Mrs. Bertram looked at her wistfully. Her impulse was to remind the girl that it was she who had done the giving up, and it was a temptation to reassure her, yet why attempt it when there appeared little hope that the affair would ever be resumed! From what Nancy had told her she believed young Wirt to be worthy of the girl's love, but, until she had a personal knowledge, she felt that she must guard against bringing any more unhappiness into her daughter's life. The child has suffered enough as it is, she told herself.
The days slipped by until one afternoon came a tearful parting from the old home, from Parthy and Ira, both of whom openly lamented, yet looked forward to Miss Nancy's return in the spring. "Gwine souf fo' de wintah," was the word passed by the old retainers. "Tek de nuss. She dat sot on Miss Nancy kaint hire huh to leave, no way you fix it," Parthy told a neighbor. "When she comin' back? Laws, honey, she don' know no mo'n de daid. She boun' ter git her healf 'stored, Mis' Bertry say. Yas'm, me an' Iry stay right hyar." So even the most curious gossips had no idea of the true state of things when Nancy's farewells were made.
More than one well-known face was seen in the group gathered at the station. Good Mrs. Lippett, Patterson, his sister Betty, the Carters, the Browns, Dr. Plummer and, last of all, Mr. Weed. To him Nancy stretched forth her hand from the car window as the train began to move. He ran like a marionette to give her a final hand-clasp. "Good-bye, my best friend, good-bye," said Nancy brokenly. Then as the train moved faster it seemed as if it were the group which slipped away. With misty eyes she watched the little crowd disperse, her last impression being that of a sobbing old mammy, and the wooden features of the lawyer strangely distorted into something like emotion.
"I believe he was ready to cry," said Nancy half hysterically as she drew in her head. Then she turned her face toward the window while the tears rolled down her own cheeks. She was leaving forever the only home she had ever known.
It was one morning of the following spring that from the deck of a vessel lying off the little white city of Cadiz, the mother and daughter looked earnestly toward land. The girl's short curly hair was blown about her face by the wind from the sea, and she pushed it back from her eager eyes that she might better take in the view of the wide granite quay, the great sea walls and projecting bastions; then her eyes traveled further to where the tall houses rose, silver-white, against an intensely blue sky. "Spain!" murmured the girl, clasping her hands closely. "Spain! The home of my father's people. I know I shall love it."

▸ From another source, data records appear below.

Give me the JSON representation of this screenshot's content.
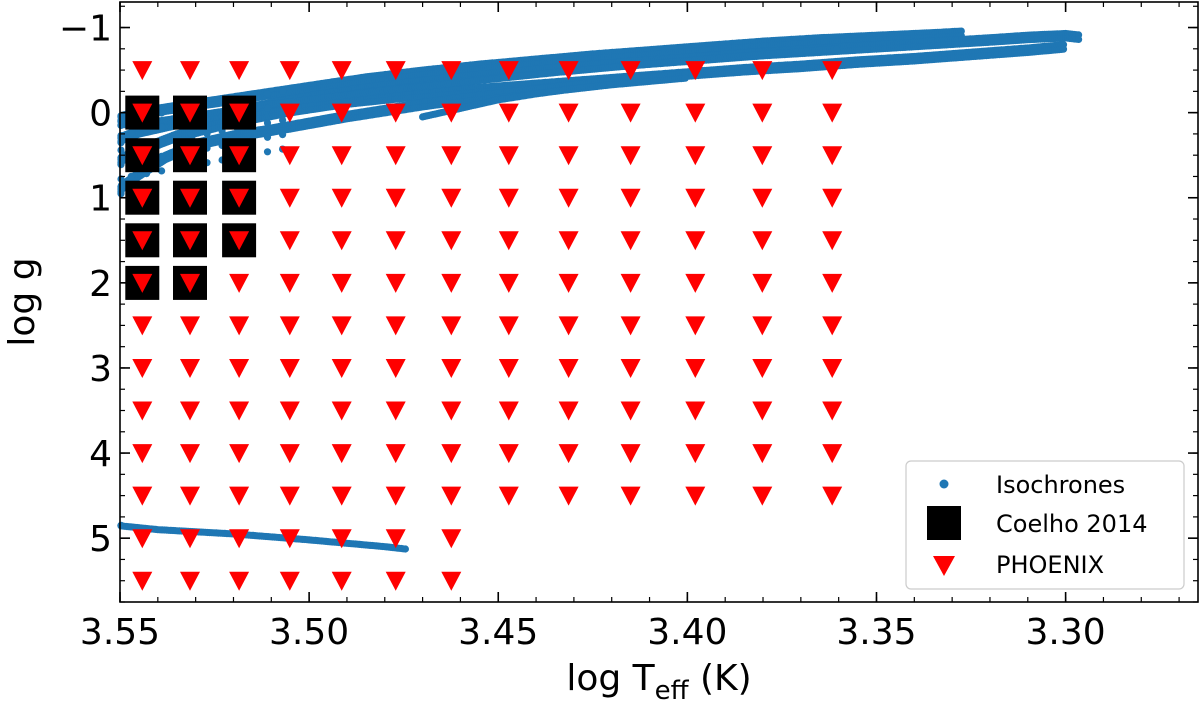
{
  "chart_data": {
    "type": "scatter",
    "xlabel_main": "log T",
    "xlabel_sub": "eff",
    "xlabel_unit": " (K)",
    "ylabel": "log g",
    "xlim": [
      3.55,
      3.265
    ],
    "ylim": [
      5.75,
      -1.3
    ],
    "x_reversed": true,
    "y_reversed": true,
    "xticks": [
      3.55,
      3.5,
      3.45,
      3.4,
      3.35,
      3.3
    ],
    "xtick_labels": [
      "3.55",
      "3.50",
      "3.45",
      "3.40",
      "3.35",
      "3.30"
    ],
    "yticks": [
      -1,
      0,
      1,
      2,
      3,
      4,
      5
    ],
    "ytick_labels": [
      "−1",
      "0",
      "1",
      "2",
      "3",
      "4",
      "5"
    ],
    "legend_position": "lower-right",
    "series": [
      {
        "name": "Isochrones",
        "marker": "circle",
        "color": "#1f77b4",
        "curves": [
          [
            [
              3.551,
              0.05
            ],
            [
              3.545,
              -0.02
            ],
            [
              3.53,
              -0.12
            ],
            [
              3.515,
              -0.22
            ],
            [
              3.5,
              -0.32
            ],
            [
              3.485,
              -0.42
            ],
            [
              3.47,
              -0.5
            ],
            [
              3.455,
              -0.57
            ],
            [
              3.44,
              -0.63
            ],
            [
              3.425,
              -0.69
            ],
            [
              3.41,
              -0.74
            ],
            [
              3.395,
              -0.79
            ],
            [
              3.38,
              -0.84
            ],
            [
              3.365,
              -0.88
            ],
            [
              3.35,
              -0.91
            ],
            [
              3.335,
              -0.94
            ],
            [
              3.327,
              -0.96
            ]
          ],
          [
            [
              3.551,
              0.3
            ],
            [
              3.545,
              0.2
            ],
            [
              3.53,
              0.05
            ],
            [
              3.515,
              -0.08
            ],
            [
              3.5,
              -0.2
            ],
            [
              3.485,
              -0.3
            ],
            [
              3.47,
              -0.38
            ],
            [
              3.455,
              -0.45
            ],
            [
              3.44,
              -0.51
            ],
            [
              3.425,
              -0.57
            ],
            [
              3.41,
              -0.62
            ],
            [
              3.395,
              -0.67
            ],
            [
              3.38,
              -0.72
            ],
            [
              3.365,
              -0.76
            ],
            [
              3.35,
              -0.8
            ],
            [
              3.335,
              -0.84
            ],
            [
              3.32,
              -0.88
            ],
            [
              3.31,
              -0.91
            ],
            [
              3.3,
              -0.93
            ],
            [
              3.296,
              -0.91
            ]
          ],
          [
            [
              3.551,
              0.55
            ],
            [
              3.545,
              0.42
            ],
            [
              3.535,
              0.25
            ],
            [
              3.52,
              0.08
            ],
            [
              3.505,
              -0.05
            ],
            [
              3.49,
              -0.15
            ],
            [
              3.475,
              -0.22
            ],
            [
              3.46,
              -0.28
            ],
            [
              3.445,
              -0.33
            ],
            [
              3.43,
              -0.38
            ],
            [
              3.415,
              -0.43
            ],
            [
              3.4,
              -0.48
            ],
            [
              3.385,
              -0.53
            ],
            [
              3.37,
              -0.57
            ],
            [
              3.355,
              -0.62
            ],
            [
              3.34,
              -0.66
            ],
            [
              3.325,
              -0.71
            ],
            [
              3.31,
              -0.76
            ],
            [
              3.3,
              -0.8
            ]
          ],
          [
            [
              3.551,
              0.9
            ],
            [
              3.545,
              0.7
            ],
            [
              3.538,
              0.5
            ],
            [
              3.53,
              0.35
            ],
            [
              3.52,
              0.25
            ],
            [
              3.51,
              0.18
            ],
            [
              3.5,
              0.1
            ],
            [
              3.49,
              0.02
            ],
            [
              3.48,
              -0.05
            ],
            [
              3.47,
              -0.12
            ],
            [
              3.46,
              -0.18
            ],
            [
              3.45,
              -0.23
            ],
            [
              3.44,
              -0.28
            ],
            [
              3.43,
              -0.33
            ],
            [
              3.42,
              -0.38
            ],
            [
              3.41,
              -0.42
            ],
            [
              3.4,
              -0.46
            ]
          ],
          [
            [
              3.551,
              0.15
            ],
            [
              3.54,
              0.1
            ],
            [
              3.525,
              0.0
            ],
            [
              3.51,
              -0.1
            ],
            [
              3.495,
              -0.18
            ],
            [
              3.48,
              -0.26
            ],
            [
              3.465,
              -0.33
            ],
            [
              3.45,
              -0.4
            ],
            [
              3.435,
              -0.47
            ],
            [
              3.42,
              -0.53
            ],
            [
              3.405,
              -0.59
            ],
            [
              3.39,
              -0.65
            ],
            [
              3.375,
              -0.7
            ],
            [
              3.36,
              -0.75
            ]
          ],
          [
            [
              3.47,
              0.05
            ],
            [
              3.46,
              -0.05
            ],
            [
              3.45,
              -0.15
            ],
            [
              3.44,
              -0.22
            ],
            [
              3.43,
              -0.28
            ],
            [
              3.42,
              -0.33
            ]
          ],
          [
            [
              3.551,
              4.85
            ],
            [
              3.54,
              4.9
            ],
            [
              3.52,
              4.95
            ],
            [
              3.5,
              5.02
            ],
            [
              3.49,
              5.06
            ],
            [
              3.48,
              5.1
            ],
            [
              3.474,
              5.13
            ]
          ]
        ]
      },
      {
        "name": "Coelho 2014",
        "marker": "square",
        "color": "#000000",
        "points": [
          [
            3.5441,
            0.0
          ],
          [
            3.5315,
            0.0
          ],
          [
            3.5185,
            0.0
          ],
          [
            3.5441,
            0.5
          ],
          [
            3.5315,
            0.5
          ],
          [
            3.5185,
            0.5
          ],
          [
            3.5441,
            1.0
          ],
          [
            3.5315,
            1.0
          ],
          [
            3.5185,
            1.0
          ],
          [
            3.5441,
            1.5
          ],
          [
            3.5315,
            1.5
          ],
          [
            3.5185,
            1.5
          ],
          [
            3.5441,
            2.0
          ],
          [
            3.5315,
            2.0
          ]
        ]
      },
      {
        "name": "PHOENIX",
        "marker": "triangle-down",
        "color": "#ff0000",
        "teff_grid": [
          3.5441,
          3.5315,
          3.5185,
          3.5051,
          3.4914,
          3.4771,
          3.4624,
          3.4472,
          3.4314,
          3.415,
          3.3979,
          3.3802,
          3.3617
        ],
        "logg_grid": [
          -0.5,
          0.0,
          0.5,
          1.0,
          1.5,
          2.0,
          2.5,
          3.0,
          3.5,
          4.0,
          4.5,
          5.0,
          5.5
        ],
        "short_rows": [
          {
            "logg": 5.0,
            "teff_count": 7
          },
          {
            "logg": 5.5,
            "teff_count": 7
          }
        ]
      }
    ]
  }
}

"SPAIN," MURMURED THE GIRL
"So shall I," returned her mother, "for your father's sake. Poor, mistaken José, if only he had realized how I loved him; if only he had believed in me. Ah, Anita, I am so divided between hope and fear—hope that we shall find my little Pepé, fear that he, too, has left this earth."
Anita, now quite accustomed to her new name, pressed her mother's hand and drew closer to her. "Hope, mother, hope. You mustn't fear. I intend to keep on hoping till I have every proof that there is no longer any reason to doubt. We shall find him. I feel sure we shall, if not here then somewhere."
"So you said when we reached New Orleans, and Cuba the same."
"So I still say. The farther we go the more convinced I am. Oh, mother, dear, there could be nothing more marvellous than the fortune which sent you to me; after that I must believe that anything is possible." She waved a hand toward the city. "Are you there, brother?" she cried. "Come down and meet us."